The second largest health eGames category is brain fitness. SharpBrains, a market research firm, estimates the size of the US brain fitness software segment was at $225 million in 2007. Again, Nintendo is the big winner in this category with their popular selling titles “Brain Age” and “Brain Age 2” played on the Nintendo hand-held DS console. In addition to providing challenging brain exercises, including Sudoku puzzles and a Rock, Paper, Scissor game, Brain Age provides you with an estimate of your brain’s age and you’ll want to be shooting for the ideal age of 20 years old. I feel lucky that I’m able to reach my actual age of 45 – but I’ll keep being inspired to play more to get that age down. Other popular brain fitness sites include Happy Neuron, Sharp Brains, and Lumosity.
Some exciting examples of health eGames in the condition management category include Hope Lab’s ReMission game, a video game that helps kids with cancer combat the disease by taking Roxxi the nanobot inside a virtual representation of the body and killing cancer cells, or Escape from Diab, a game designed to promote healthy eating and exercise for obesity and type 2 diabetes prevention. ReMission has completed clinical trials that show a number of benefits from cancer patients playing the game and Escape from Diab is currently conducting clinical trials to show the games efficacy.

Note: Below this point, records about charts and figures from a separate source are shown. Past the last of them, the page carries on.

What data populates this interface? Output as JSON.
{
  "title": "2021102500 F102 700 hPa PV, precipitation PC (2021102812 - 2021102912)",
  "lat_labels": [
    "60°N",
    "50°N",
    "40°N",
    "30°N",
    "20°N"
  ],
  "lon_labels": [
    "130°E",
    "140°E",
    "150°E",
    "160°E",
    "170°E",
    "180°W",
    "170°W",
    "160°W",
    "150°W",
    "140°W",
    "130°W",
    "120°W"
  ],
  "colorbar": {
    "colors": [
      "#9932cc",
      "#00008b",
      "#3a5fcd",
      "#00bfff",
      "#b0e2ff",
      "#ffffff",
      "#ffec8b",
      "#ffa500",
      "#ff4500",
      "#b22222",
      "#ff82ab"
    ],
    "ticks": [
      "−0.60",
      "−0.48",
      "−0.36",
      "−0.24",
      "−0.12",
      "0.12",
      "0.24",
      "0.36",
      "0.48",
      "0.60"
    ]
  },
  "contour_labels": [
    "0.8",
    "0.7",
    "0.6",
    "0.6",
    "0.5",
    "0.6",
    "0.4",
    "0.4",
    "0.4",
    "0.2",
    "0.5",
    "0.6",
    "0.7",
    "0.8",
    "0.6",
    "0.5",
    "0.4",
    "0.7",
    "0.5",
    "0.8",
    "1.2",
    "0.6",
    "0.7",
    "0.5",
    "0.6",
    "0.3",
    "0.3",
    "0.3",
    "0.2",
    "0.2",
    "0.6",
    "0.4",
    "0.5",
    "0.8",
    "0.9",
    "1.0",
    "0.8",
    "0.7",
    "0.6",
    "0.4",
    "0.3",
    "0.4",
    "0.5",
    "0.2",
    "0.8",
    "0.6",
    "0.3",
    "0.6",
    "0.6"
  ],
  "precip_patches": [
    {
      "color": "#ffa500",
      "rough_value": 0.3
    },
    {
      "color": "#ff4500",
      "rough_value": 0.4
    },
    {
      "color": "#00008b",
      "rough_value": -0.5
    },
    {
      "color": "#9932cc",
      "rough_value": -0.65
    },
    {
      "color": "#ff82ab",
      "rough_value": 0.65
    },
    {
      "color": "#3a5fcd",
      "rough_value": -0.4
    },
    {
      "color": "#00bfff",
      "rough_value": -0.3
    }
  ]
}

The growth of health eGames and applications are just starting to get the leaders in the healthcare industry to take notice. The integration of games as part of the growing culture of digitally enabled wellness, PHR and care management solutions is slowly taking off. We believe that in order to stay competitive, health care, wellness and insurance providers will have to offer online video gaming arcades on their web sites as a way to educate and engage visitors and support better health and lower health care costs. And playing these video games is an easier pill to swallow than the dry web sites of the past.